Scrambled Tofu with Raspberry Chipotle Sauce

adapted from Moosewood Restaurant's Simple Suppers

Scramble:
  • 2 teaspoons vegetable oil
  • 1 cup chopped onions
  • 3 garlic cloves, chopped
  • 3 cups or more chopped kale or chard
  • 1 cake firm tofu (14-16 oz)
  • 3 tablespoons soy sauce

Raspberry Chipotle Sauce:
  • 1/3 cup raspberry fruit spread or jam (or peach, apricot, strawberry)
  • 2 minced canned chipotles with adobo sauce
  • 2 tablespoons water
  • 2 teaspoons lemon juice

Heat the oil in a large skillet on medium heat. Sauté the onions in the oil for a couple of minutes until they begin to soften. Add the garlic and cook for another minute. Stir in the kale, cover, and steam until kale begins to wilt.

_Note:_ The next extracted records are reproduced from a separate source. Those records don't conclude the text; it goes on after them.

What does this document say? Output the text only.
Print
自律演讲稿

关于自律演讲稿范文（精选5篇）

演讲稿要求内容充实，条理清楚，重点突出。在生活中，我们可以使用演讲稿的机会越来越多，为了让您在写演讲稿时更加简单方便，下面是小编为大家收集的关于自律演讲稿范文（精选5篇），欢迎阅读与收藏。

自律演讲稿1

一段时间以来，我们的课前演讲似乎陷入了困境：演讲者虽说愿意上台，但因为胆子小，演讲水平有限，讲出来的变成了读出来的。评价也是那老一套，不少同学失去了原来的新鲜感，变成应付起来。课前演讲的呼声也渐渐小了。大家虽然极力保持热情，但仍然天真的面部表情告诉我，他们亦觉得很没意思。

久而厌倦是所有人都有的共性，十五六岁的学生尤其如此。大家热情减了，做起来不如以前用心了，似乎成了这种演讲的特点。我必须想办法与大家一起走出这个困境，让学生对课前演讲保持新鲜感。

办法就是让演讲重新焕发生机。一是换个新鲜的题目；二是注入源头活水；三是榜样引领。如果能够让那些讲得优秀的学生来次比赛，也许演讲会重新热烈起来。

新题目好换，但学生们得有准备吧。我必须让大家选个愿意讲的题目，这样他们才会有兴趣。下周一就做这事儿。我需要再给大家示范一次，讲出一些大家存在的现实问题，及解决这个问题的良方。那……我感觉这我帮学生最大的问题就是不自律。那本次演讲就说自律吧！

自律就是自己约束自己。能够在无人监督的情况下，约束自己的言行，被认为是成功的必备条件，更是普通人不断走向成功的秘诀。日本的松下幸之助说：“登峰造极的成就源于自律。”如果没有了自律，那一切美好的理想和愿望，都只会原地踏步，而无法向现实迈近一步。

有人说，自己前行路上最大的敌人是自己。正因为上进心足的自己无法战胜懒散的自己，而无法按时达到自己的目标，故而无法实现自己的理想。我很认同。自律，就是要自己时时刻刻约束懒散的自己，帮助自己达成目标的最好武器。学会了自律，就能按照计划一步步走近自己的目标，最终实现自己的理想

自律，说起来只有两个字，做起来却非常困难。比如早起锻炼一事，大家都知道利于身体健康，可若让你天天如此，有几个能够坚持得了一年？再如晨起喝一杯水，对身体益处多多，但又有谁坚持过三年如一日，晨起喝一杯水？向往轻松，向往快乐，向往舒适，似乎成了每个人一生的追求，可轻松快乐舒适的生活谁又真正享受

While the kale steams, in a bowl, use a fork to mash the tofu with the soy sauce. Uncover the skillet, increase the heat to high, and cook off any remaining water. Stir in the mashed tofu and cook until warmed throughout.

While the tofu cooks, make the sauce. In a small saucepan, stir together the fruit spread, chipotles, and water. Simmer on low heat for about 2 minutes, until hot and saucy. Add lemon juice and additional water if the sauce is too thick.

Serve the scrambled tofu accompanied by Green Rice, with the Raspberry Chipotle Sauce on the top.

Makes 5 servings, each 190 calories (not counting Green Rice).